Role of species identity in plant invasions: experimental test using Imperata cylindrica

The role of species richness, functional diversity and species identity of native Florida sandhill understory species were tested with Imperata cylindrica, an exotic rhizomatous grass, in mesocosms. I. cylindrica was introduced 1 year after the following treatments were established: a control with no native species, five monocultures, a grass mix treatment, a forb mix treatment, and a 3-species treatment and a 5-species treatment. Monthly cover, final biomass, root length, root length density (RLD) and specific root length (SRL) of all species were determined for one full growing season. There was a significant negative linear relationship between the cover of native species and I. cylindrica (r ² = 0.59, P = 0.01) and a negative logarithmic relationship between the biomass of native species and I. cylindrica (r ² = 0.70, P = 0.003). There was no diversity–invasibility relationship. Grasses proved to be the most resistant functional group providing resistance alone and in mixed functional communities.

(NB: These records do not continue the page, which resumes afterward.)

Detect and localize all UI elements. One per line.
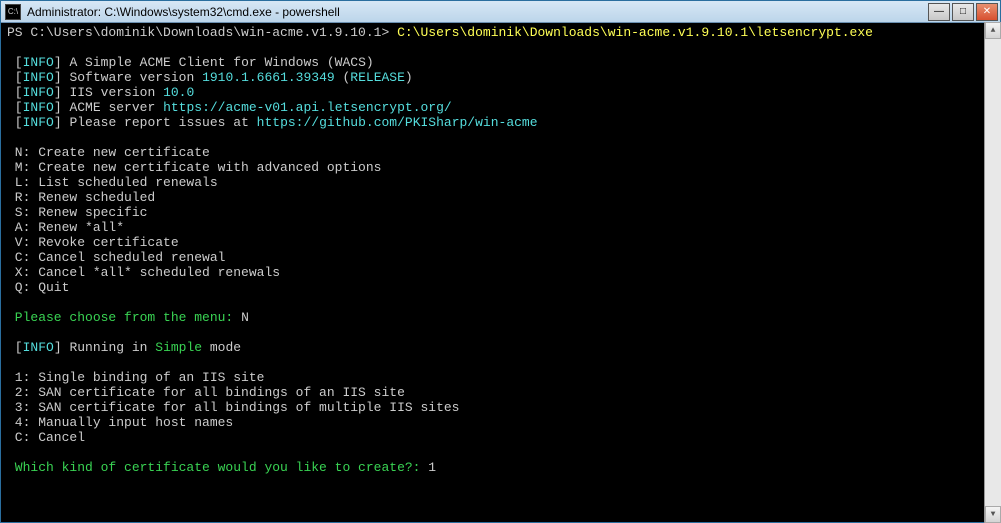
scroll-up-button[interactable]: ▲ [985,22,1001,39]
maximize-button[interactable]: □ [952,3,974,21]
scroll-track[interactable] [985,39,1001,506]
minimize-button[interactable]: — [928,3,950,21]
terminal-output[interactable]: PS C:\Users\dominik\Downloads\win-acme.v… [1,23,1000,522]
app-icon: C:\ [5,4,21,20]
titlebar[interactable]: C:\ Administrator: C:\Windows\system32\c… [1,1,1000,23]
window-title: Administrator: C:\Windows\system32\cmd.e… [25,5,928,19]
cmd-window: C:\ Administrator: C:\Windows\system32\c… [0,0,1001,523]
window-controls: — □ ✕ [928,3,998,21]
scroll-down-button[interactable]: ▼ [985,506,1001,523]
vertical-scrollbar[interactable]: ▲ ▼ [984,22,1001,523]
close-button[interactable]: ✕ [976,3,998,21]
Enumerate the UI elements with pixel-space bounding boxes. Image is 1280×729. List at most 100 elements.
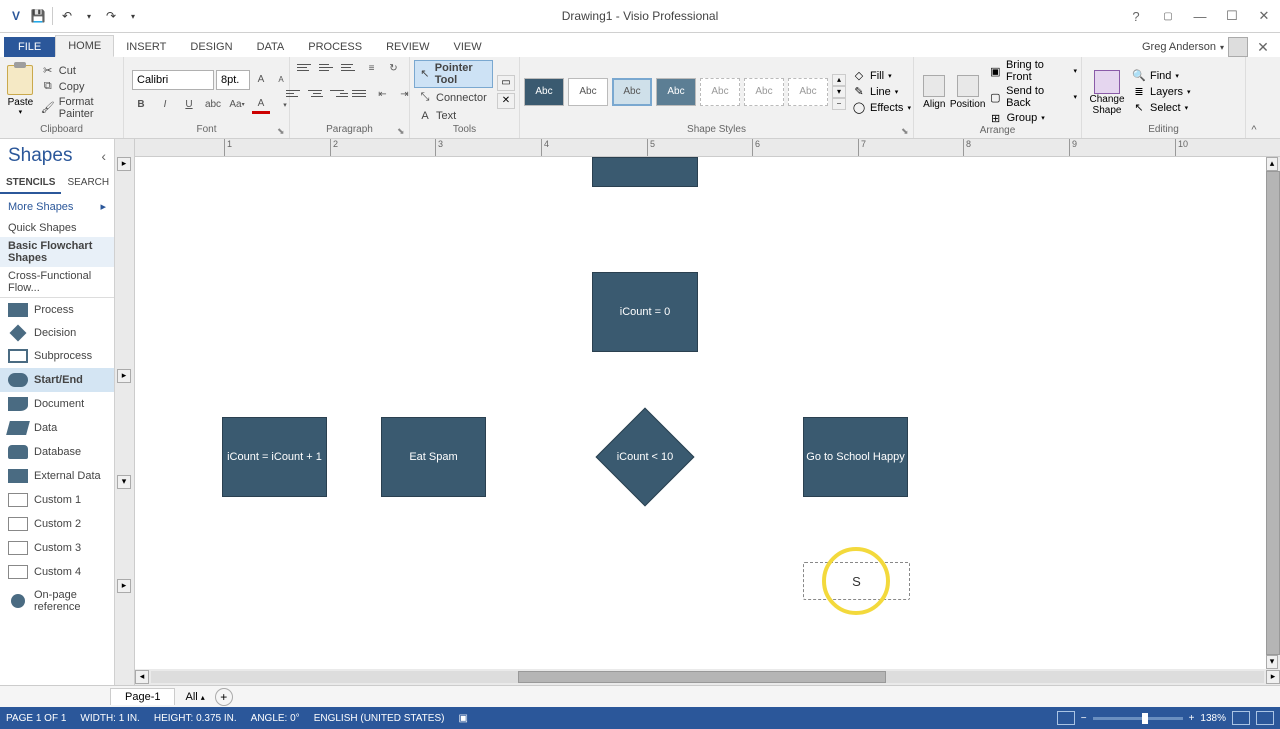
send-to-back-button[interactable]: ▢Send to Back▾ <box>989 85 1077 109</box>
presentation-mode-icon[interactable] <box>1057 711 1075 725</box>
tab-insert[interactable]: INSERT <box>114 37 178 57</box>
page-add-button[interactable]: + <box>215 688 233 706</box>
style-swatch-7[interactable]: Abc <box>788 78 828 106</box>
minimize-icon[interactable]: — <box>1186 5 1214 27</box>
position-button[interactable]: Position <box>951 68 985 116</box>
shape-external-data[interactable]: External Data <box>0 464 114 488</box>
shape-custom-2[interactable]: Custom 2 <box>0 512 114 536</box>
undo-icon[interactable]: ↶ <box>57 6 77 26</box>
shape-start-end[interactable]: Start/End <box>0 368 114 392</box>
ribbon-display-icon[interactable]: ▢ <box>1154 5 1182 27</box>
hscroll-right-icon[interactable]: ▸ <box>1266 670 1280 684</box>
style-swatch-2[interactable]: Abc <box>568 78 608 106</box>
strikethrough-icon[interactable]: abc <box>204 96 222 114</box>
group-button[interactable]: ⊞Group▾ <box>989 111 1077 125</box>
zoom-level[interactable]: 138% <box>1200 713 1226 724</box>
tab-data[interactable]: DATA <box>245 37 297 57</box>
close-icon[interactable]: ✕ <box>1250 5 1278 27</box>
vscroll-down-icon[interactable]: ▾ <box>1266 655 1278 669</box>
zoom-thumb[interactable] <box>1142 713 1148 724</box>
redo-icon[interactable]: ↷ <box>101 6 121 26</box>
vscroll-track[interactable] <box>1266 171 1280 655</box>
tab-home[interactable]: HOME <box>55 35 114 57</box>
format-painter-button[interactable]: 🖌Format Painter <box>41 96 119 120</box>
style-swatch-5[interactable]: Abc <box>700 78 740 106</box>
tab-view[interactable]: VIEW <box>441 37 493 57</box>
search-tab[interactable]: SEARCH <box>61 173 115 194</box>
paragraph-dialog-launcher-icon[interactable]: ⬊ <box>397 126 407 136</box>
flowchart-decision[interactable]: iCount < 10 <box>595 422 695 492</box>
flowchart-icount0[interactable]: iCount = 0 <box>592 272 698 352</box>
tab-review[interactable]: REVIEW <box>374 37 441 57</box>
align-center-icon[interactable] <box>308 85 326 101</box>
flowchart-school[interactable]: Go to School Happy <box>803 417 908 497</box>
stencil-cross-functional[interactable]: Cross-Functional Flow... <box>0 267 114 297</box>
save-icon[interactable]: 💾 <box>28 6 48 26</box>
shape-custom-3[interactable]: Custom 3 <box>0 536 114 560</box>
fill-button[interactable]: ◇Fill▾ <box>852 69 911 83</box>
document-close-icon[interactable]: ✕ <box>1252 39 1274 56</box>
font-name-input[interactable] <box>132 70 214 90</box>
italic-icon[interactable]: I <box>156 96 174 114</box>
gallery-down-icon[interactable]: ▾ <box>832 86 846 98</box>
bring-to-front-button[interactable]: ▣Bring to Front▾ <box>989 59 1077 83</box>
visio-icon[interactable]: V <box>6 6 26 26</box>
zoom-out-icon[interactable]: − <box>1081 713 1087 724</box>
vscroll-up-icon[interactable]: ▴ <box>1266 157 1278 171</box>
shapes-collapse-icon[interactable]: ‹ <box>101 148 106 164</box>
paste-button[interactable]: Paste ▾ <box>4 61 37 123</box>
text-tool-button[interactable]: AText <box>414 108 493 124</box>
vruler-btn-1[interactable]: ▸ <box>117 157 131 171</box>
tab-design[interactable]: DESIGN <box>178 37 244 57</box>
vscroll-thumb[interactable] <box>1266 171 1280 655</box>
line-button[interactable]: ✎Line▾ <box>852 85 911 99</box>
gallery-more-icon[interactable]: ⎯ <box>832 98 846 110</box>
connector-tool-button[interactable]: ⤡Connector <box>414 90 493 106</box>
bold-icon[interactable]: B <box>132 96 150 114</box>
align-right-icon[interactable] <box>330 85 348 101</box>
underline-icon[interactable]: U <box>180 96 198 114</box>
delete-tool-icon[interactable]: ✕ <box>497 93 515 109</box>
undo-dropdown-icon[interactable]: ▾ <box>79 6 99 26</box>
tab-process[interactable]: PROCESS <box>296 37 374 57</box>
vruler-btn-2[interactable]: ▸ <box>117 369 131 383</box>
align-bottom-icon[interactable] <box>341 59 359 75</box>
editing-text-cursor[interactable]: S <box>852 574 861 589</box>
shape-styles-dialog-launcher-icon[interactable]: ⬊ <box>901 126 911 136</box>
fit-page-icon[interactable] <box>1232 711 1250 725</box>
shape-process[interactable]: Process <box>0 298 114 322</box>
rectangle-tool-icon[interactable]: ▭ <box>497 75 515 91</box>
page-tab-all[interactable]: All ▴ <box>177 689 212 705</box>
flowchart-icount-inc[interactable]: iCount = iCount + 1 <box>222 417 327 497</box>
style-swatch-6[interactable]: Abc <box>744 78 784 106</box>
flowchart-startend-editing[interactable]: S <box>803 562 910 600</box>
cut-button[interactable]: ✂Cut <box>41 64 119 78</box>
shape-data[interactable]: Data <box>0 416 114 440</box>
hscroll-left-icon[interactable]: ◂ <box>135 670 149 684</box>
font-dialog-launcher-icon[interactable]: ⬊ <box>277 126 287 136</box>
font-color-icon[interactable]: A <box>252 96 270 114</box>
status-language[interactable]: ENGLISH (UNITED STATES) <box>314 713 445 724</box>
zoom-slider[interactable] <box>1093 717 1183 720</box>
gallery-up-icon[interactable]: ▴ <box>832 74 846 86</box>
maximize-icon[interactable]: ☐ <box>1218 5 1246 27</box>
user-area[interactable]: Greg Anderson ▾ ✕ <box>1142 37 1280 57</box>
hscroll-track[interactable] <box>151 671 1264 683</box>
qat-customize-icon[interactable]: ▾ <box>123 6 143 26</box>
style-swatch-1[interactable]: Abc <box>524 78 564 106</box>
case-icon[interactable]: Aa▾ <box>228 96 246 114</box>
align-left-icon[interactable] <box>286 85 304 101</box>
user-dropdown-icon[interactable]: ▾ <box>1220 43 1224 52</box>
shape-custom-4[interactable]: Custom 4 <box>0 560 114 584</box>
style-swatch-3[interactable]: Abc <box>612 78 652 106</box>
page-tab-1[interactable]: Page-1 <box>110 688 175 705</box>
shape-decision[interactable]: Decision <box>0 322 114 344</box>
drawing-canvas[interactable]: iCount = 0 iCount = iCount + 1 Eat Spam … <box>135 157 1280 669</box>
pointer-tool-button[interactable]: ↖Pointer Tool <box>414 60 493 88</box>
stencil-basic-flowchart[interactable]: Basic Flowchart Shapes <box>0 237 114 267</box>
font-grow-icon[interactable]: A <box>252 71 270 89</box>
flowchart-top-rect[interactable] <box>592 157 698 187</box>
file-tab[interactable]: FILE <box>4 37 55 57</box>
more-shapes-button[interactable]: More Shapes▸ <box>0 194 114 219</box>
vruler-btn-3[interactable]: ▾ <box>117 475 131 489</box>
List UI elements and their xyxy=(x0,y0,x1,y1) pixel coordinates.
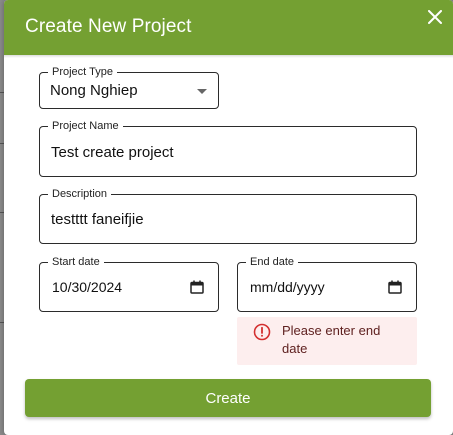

Repeated measures analysis demonstrated that treatments including Andropogon virginicus were the most resistant to invasion over time (P < 0.001). Significantly greater root length (P = 0.002), RLD (P = 0.011) and SRL (P < 0.001) than all of the native species and I. cylindrica in monocultures and in mixed communities made A. virginicus successful. The root morphology characteristics allowed it to be a great competitor belowground where I. cylindrica was most aggressive. The results suggest that species identity could be more important than species or functional richness in determining community resistance to invasion.